Il Regno di Sardegna fu l'unico a mantenere lo Statuto dopo il fallimento dei moti del 1848-49. Importante fu, nei dieci anni tra la prima (1848-49) e la seconda guerra di indipendenza (1859), l'operato di Camillo Benso di Cavour, prima come ministro dell'Agricoltura e delle Finanze nel governo D'Azeglio e poi, dal 1852, come presidente del Consiglio. Egli era un liberale, sostenitore della libertà di mercato ed ammiratore degli ordinamenti dei Paesi dell'Europa occidentale (Francia e Inghilterra). Il suo modello era il Belgio che, piccolo come lo Stato Sabaudo, si era avviato sulla strada del liberalismo politico e dello sviluppo economico. Cavour promosse una serie di riforme per ammodernare l'amministrazione dello Stato e favorire l'iniziativa economica. Abolì il "foro ecclesiastico", il diritto d'asilo ed altri privilegi, anche fiscali, della Chiesa, che riducevano la sovranità dello Stato, e promosse gli investimenti nelle infrastrutture: ferrovie in Piemonte, strade e canali nel Vercellese, potenziamento del porto di Genova.
In politica estera inserì il Regno di Sardegna in un sistema di alleanze europee al fine di estromettere l'Austria dall'Italia.
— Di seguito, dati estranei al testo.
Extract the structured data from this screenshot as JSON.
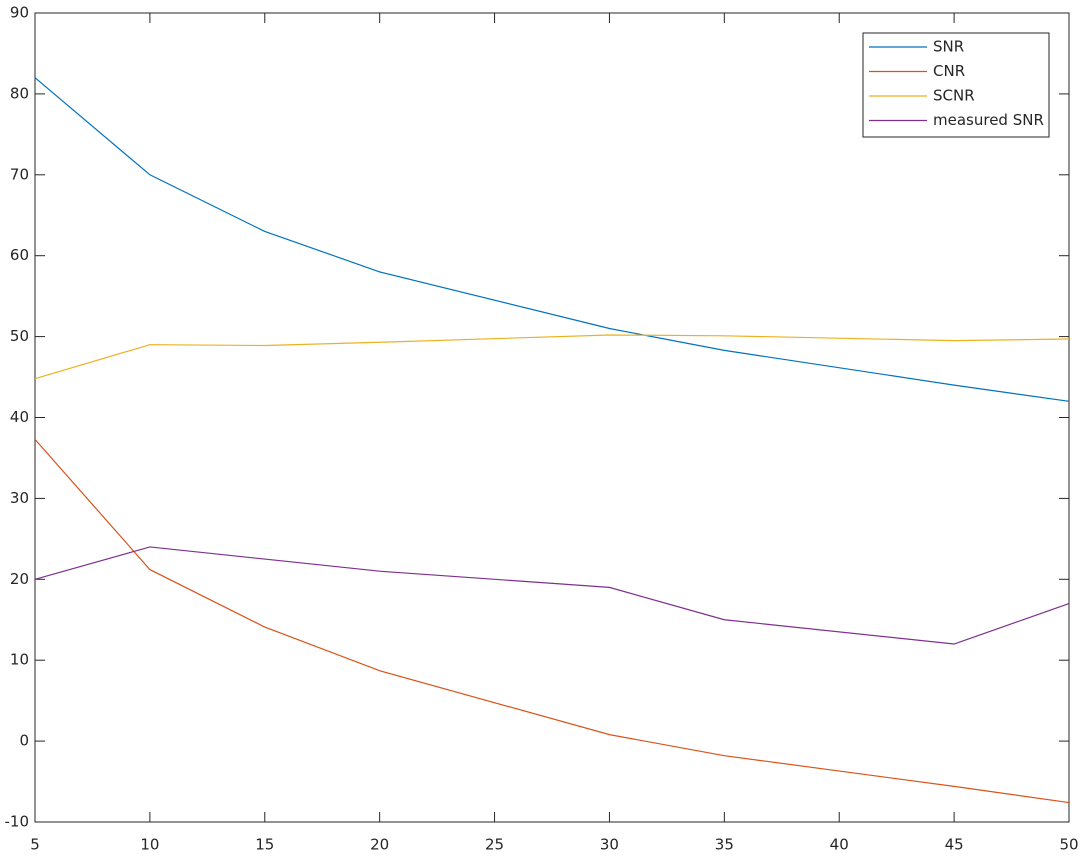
{
  "chart_data": {
    "type": "line",
    "x": [
      5,
      10,
      15,
      20,
      30,
      35,
      45,
      50
    ],
    "series": [
      {
        "name": "SNR",
        "color": "#0072BD",
        "values": [
          82,
          70,
          63,
          58,
          51,
          48.3,
          44,
          42
        ]
      },
      {
        "name": "CNR",
        "color": "#D95319",
        "values": [
          37.3,
          21.2,
          14.1,
          8.7,
          0.8,
          -1.8,
          -5.6,
          -7.6
        ]
      },
      {
        "name": "SCNR",
        "color": "#EDB120",
        "values": [
          44.8,
          49,
          48.9,
          49.3,
          50.2,
          50.1,
          49.5,
          49.7
        ]
      },
      {
        "name": "measured SNR",
        "color": "#7E2F8E",
        "values": [
          20,
          24,
          22.5,
          21,
          19,
          15,
          12,
          17
        ]
      }
    ],
    "xlim": [
      5,
      50
    ],
    "xticks": [
      5,
      10,
      15,
      20,
      25,
      30,
      35,
      40,
      45,
      50
    ],
    "ylim": [
      -10,
      90
    ],
    "yticks": [
      -10,
      0,
      10,
      20,
      30,
      40,
      50,
      60,
      70,
      80,
      90
    ],
    "grid": false,
    "legend": "upper right"
  }
}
Nel 1855, vincendo la resistenza del Parlamento di Torino, inviò in Crimea 15 000 bersaglieri, al comando del generale La Marmora (guerra di Crimea), in appoggio alla spedizione anglofrancese contro la Russia uscita vittoriosa da un conflitto con l'Impero turco. La Russia fu sconfitta e, alla Conferenza di pace del 1856 a Parigi, partecipò anche il Regno di Sardegna.
La Francia napoleonica e il Piemonte di Cavour stabilirono un'intesa che nel 1858 fu perfezionata da una alleanza militare (accordi di Plombières), in virtù della quale la Francia sarebbe intervenuta militarmente in Italia nel caso in cui il Regno di Sardegna fosse stato aggredito. Il patto di alleanza fu sottoscritto alcuni mesi copo che un repubblicano italiano, Felice Orsini, aveva attentato alla vita di Napoleone III per vendicare l'abbattimento della Repubblica Romana ad opera dei francesi, lasciando l'imperatore ferito.
Cavour era inoltre riuscito a far confluire i patrioti democratici moderati e irepubblicani in una Società Nazionale che, sotto la presidenza di Giuseppe Garibaldi e Daniele Manin, si proponeva di lottare per l'unità nazionale accettando il ruolo di guida della monarchia sabauda.